A potential improvement would be to check each backend for support and skip it even if requested, so maybe the iconv backend has a locale ICU does not although the user set ICU as preferred Boost.Locale will use iconv for that locale.
Encoding has an ever bigger issue: When requesting a non-existing, UTF-8 locale, it will use the classic locale with the from_wide
fallback, however the classic locale doesn't seem to support Unicode: https://godbolt.org/z/69YPjPG7d
Encoding has an ever bigger issue: When requesting a non-existing, UTF-8 locale, it will use the classic locale with the
from_wide
fallback, however the classic locale doesn't seem to support Unicode: https://godbolt.org/z/69YPjPG7d
if so, utf-8 facet probably should always be imbued into the locale if it is UTF-8.
You mean e.g. utf8_converter
? It is, but the wchar ctype facet doesn't handle unicode for the classic locale.
You mean e.g.
utf8_converter
? It is, but the wchar ctype facet doesn't handle unicode for the classic locale.

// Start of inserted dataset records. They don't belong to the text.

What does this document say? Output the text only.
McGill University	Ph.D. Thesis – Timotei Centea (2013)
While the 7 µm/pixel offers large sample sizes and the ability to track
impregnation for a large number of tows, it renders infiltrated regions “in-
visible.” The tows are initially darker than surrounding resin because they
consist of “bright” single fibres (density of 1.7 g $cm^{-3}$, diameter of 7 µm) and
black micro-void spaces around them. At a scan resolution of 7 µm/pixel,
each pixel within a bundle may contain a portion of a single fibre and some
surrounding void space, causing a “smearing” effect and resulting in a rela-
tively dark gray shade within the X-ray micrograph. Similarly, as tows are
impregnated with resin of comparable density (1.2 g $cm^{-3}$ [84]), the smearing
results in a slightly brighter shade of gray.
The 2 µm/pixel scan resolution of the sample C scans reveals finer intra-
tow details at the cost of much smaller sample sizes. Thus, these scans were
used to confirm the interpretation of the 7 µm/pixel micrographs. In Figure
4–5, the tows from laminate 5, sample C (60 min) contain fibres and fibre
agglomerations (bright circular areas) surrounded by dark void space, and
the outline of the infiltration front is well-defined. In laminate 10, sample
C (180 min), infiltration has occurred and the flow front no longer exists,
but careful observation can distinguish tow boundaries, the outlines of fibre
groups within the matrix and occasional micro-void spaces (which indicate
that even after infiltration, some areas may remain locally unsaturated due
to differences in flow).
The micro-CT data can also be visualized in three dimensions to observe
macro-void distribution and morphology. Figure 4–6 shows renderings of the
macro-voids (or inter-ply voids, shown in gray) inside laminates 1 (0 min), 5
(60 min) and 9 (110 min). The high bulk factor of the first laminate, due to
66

it still works for ASCII range as C loale - so in the sample of you put x
it is converted properly to X
Not ideal but something. Finally corrent codecvt can be provided, so it would be gradual fallback. Formatting may be screwed but text conversion (if somebody actually uses this codecvt) would work.
BTW in cygwin IIRC there is C.UTF-8 locale
BTW in cygwin IIRC there is C.UTF-8 locale
Yes that may work: https://godbolt.org/z/rPc7fdEb8
After #177 "C.UTF-8" is tried too and the classic locale only used if nothing else worked matching
The policy to try to fallback as long as you can degrading to "C" locale that may not be optimal but still functional.
I still like the approach of automatically choosing a backend supporting the given locale and/or throwing when the request couldn't be "served" but as it was seemingly never requested it might not be an issue anyway.
Closing this as the problem reported is solved.